Tricholoma acerbum

Tricholoma acerbum

Il Durello o castagnolo (Tricholoma acerbum (Bull.) Quél., 1872) è un fungo basidiomicete appartenente alla famiglia delle Tricholomataceae.

Sistematica –
Dal punto di vista sistematico appartiene al Dominio Eukaryota, Regno Fungi, Divisione Basidiomycota, Classe Basidiomycetes, Ordine Agaricales, Famiglia Tricholomataceae e quindi al Genere Tricholoma ed alla Specie T. acerbum.
Sono sinonimi e binomi obsoleti i termini: Agaricus acerbus Bull (1792), Tricholoma acerbum var. acerbum Bull. (1872), Gyrophila acerba Bull. (1886) e Gyrophila acerba var. acerba Bull. (1886).

Etimologia –
Il termine Tricholoma proviene dal greco ϑρίξ, τριχóϛ thríx, trichόs capello, pelo, treccia e da λῶμα loma orlo: con peluria lungo l’orlo. L’epiteto specifico acerbum per via del sapore amarognolo o aspro della carne.

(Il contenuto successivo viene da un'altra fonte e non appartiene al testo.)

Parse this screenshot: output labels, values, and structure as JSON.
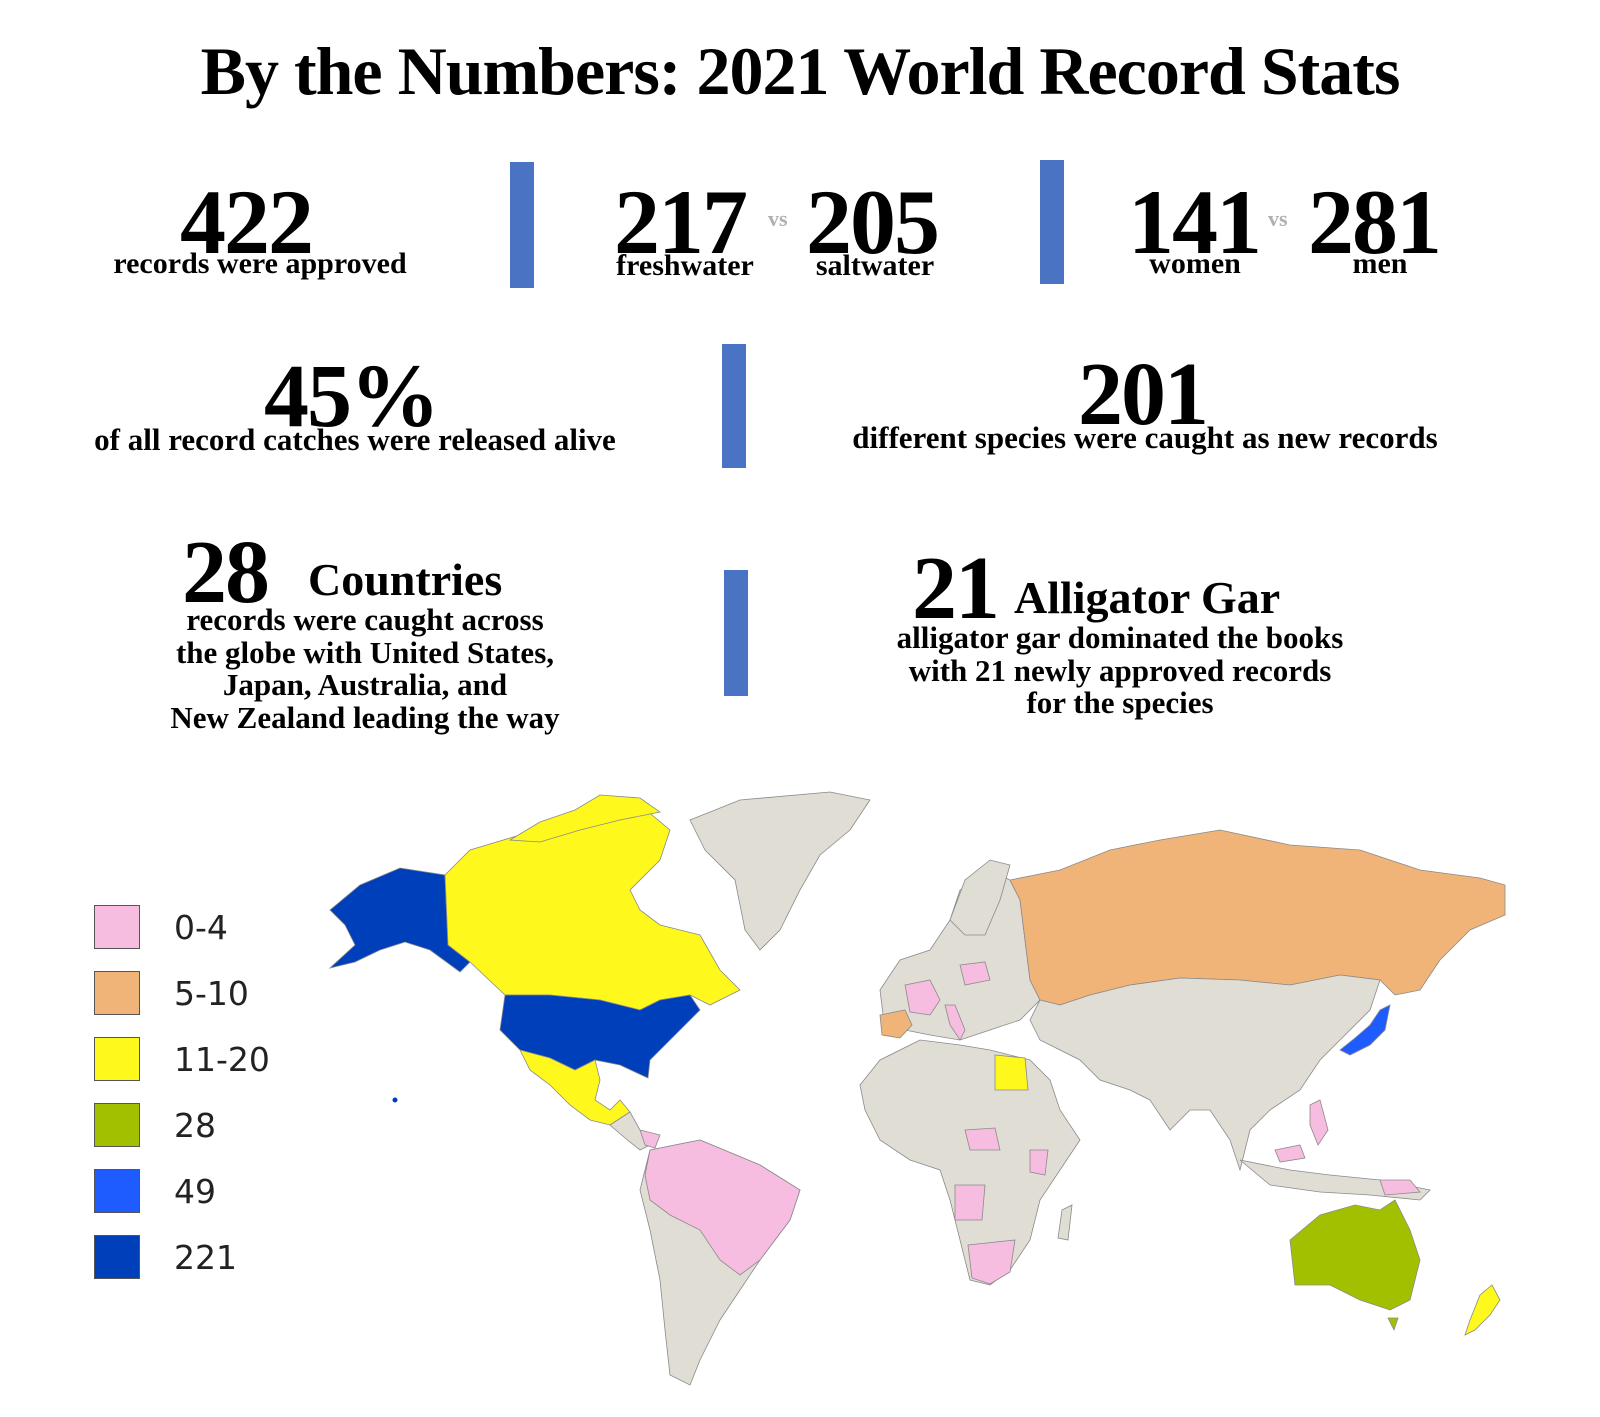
{
  "title": "By the Numbers: 2021 World Record Stats",
  "stats": {
    "approved": {
      "value": "422",
      "label": "records were approved"
    },
    "water": {
      "fresh_value": "217",
      "fresh_label": "freshwater",
      "vs": "vs",
      "salt_value": "205",
      "salt_label": "saltwater"
    },
    "gender": {
      "women_value": "141",
      "women_label": "women",
      "vs": "vs",
      "men_value": "281",
      "men_label": "men"
    },
    "released": {
      "value": "45%",
      "label": "of all record catches were released alive"
    },
    "species": {
      "value": "201",
      "label": "different species were caught as new records"
    },
    "countries": {
      "value": "28",
      "heading": "Countries",
      "line1": "records were caught across",
      "line2": "the globe with United States,",
      "line3": "Japan, Australia, and",
      "line4": "New Zealand leading the way"
    },
    "gar": {
      "value": "21",
      "heading": "Alligator Gar",
      "line1": "alligator gar dominated the books",
      "line2": "with 21 newly approved records",
      "line3": "for the species"
    }
  },
  "colors": {
    "divider": "#4a74c3",
    "land": "#e0ddd5",
    "pink": "#f7bde0",
    "orange": "#f0b478",
    "yellow": "#fff81c",
    "green": "#a3c000",
    "lightblue": "#1f5cff",
    "darkblue": "#003fba"
  },
  "legend": [
    {
      "label": "0-4",
      "color": "#f7bde0"
    },
    {
      "label": "5-10",
      "color": "#f0b478"
    },
    {
      "label": "11-20",
      "color": "#fff81c"
    },
    {
      "label": "28",
      "color": "#a3c000"
    },
    {
      "label": "49",
      "color": "#1f5cff"
    },
    {
      "label": "221",
      "color": "#003fba"
    }
  ]
}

Distribuzione Geografica ed Habitat –
Questo fungo cresce gregario, ed abbastanza comune, sotto strati di foglie di querce e castagni dove cresce nel periodo autunnale. Il suo areale di distribuzione è alquanto ampio ed è diffuso in Europa e nel Nord America.

Riconoscimento –
Il Tricholoma acerbum si riconosce dal cappello di forma emisferica e massiccia di 3–15 cm di diametro, carnoso, contraddistinto da evidenti rugosità perimetrali sul margine a lungo fortemente involuto. Il colore è variabile e va dal biancastro-crema, avorio, paglierino, fino a poter essere sfumato con lievi toni rosati ed, inoltre facilmente sporcabile al tatto. La cuticola asportabile fino a due terzi del raggio.
Le lamelle sono fitte anche per via della presenza di lamellule, biancastre e con puntinature che a maturità è di color ruggine; queste sono adnate-smarginate ed appena decorrenti.
Il gambo è leggermente più chiaro del cappello.
La carne è bianca, di consistenza soda e compatta su tutto il carpoforo, con odore assente e sapore tannico che sa di frutta acerba.
Al microscopio si notano delle spore bianche in massa, di 4–6 x 3–4 µm, di forma da subglobose a ovali.

Coltivazione –
Il Durello non è un fungo coltivato.

Usi e Tradizioni –
Il Durello è un fungo abbastanza comune che, anche se viene citato e descritto come un buon commestibile è in realtà un fungo amarognolo, un po’ piccante e considerato lievemente tossico; infatti in soggetti sensibili può irritare la mucosa gastrica.
È una specie di facile riconoscibilità per le caratteristiche macroscopiche ed all’assaggio anche se si può confondere con il Tricholoma roseoacerbum che si distingue per la colorazione del cappello bruno-rosato marcato, il gambo corto e il sapore mite, e con Tricholoma apium che però si trova sotto pino e profuma intensamente di sedano.

Modalità di Preparazione –
Questo fungo, commestibile con riserva, in cucina si consuma fresco, dopo aver tolto la cuticola, oppure trifolato insieme con altri funghi; si conserva sott’olio mantenendo la cuticola.
In ogni caso esprime al meglio le sue qualità organolettiche nella conservazione sott’olio dove ha una buona resa.

Guido Bissanti

Fonti
– Wikipedia, l’enciclopedia libera.
– Cetto B., 2008. I funghi dal vero, Saturnia, Trento.
– Pignatti S., 1982. Flora d’Italia, Edagricole, Bologna.
– Conti F., Abbate G., Alessandrini A., Blasi C. (a cura di), 2005. An annotated checklist of the Italian vascular flora, Palombi Editore.

Attenzione: Le applicazioni farmaceutiche e gli usi alimurgici sono indicati a mero scopo informativo, non rappresentano in alcun modo prescrizione di tipo medico; si declina pertanto ogni responsabilità sul loro utilizzo a scopo curativo, estetico o alimentare.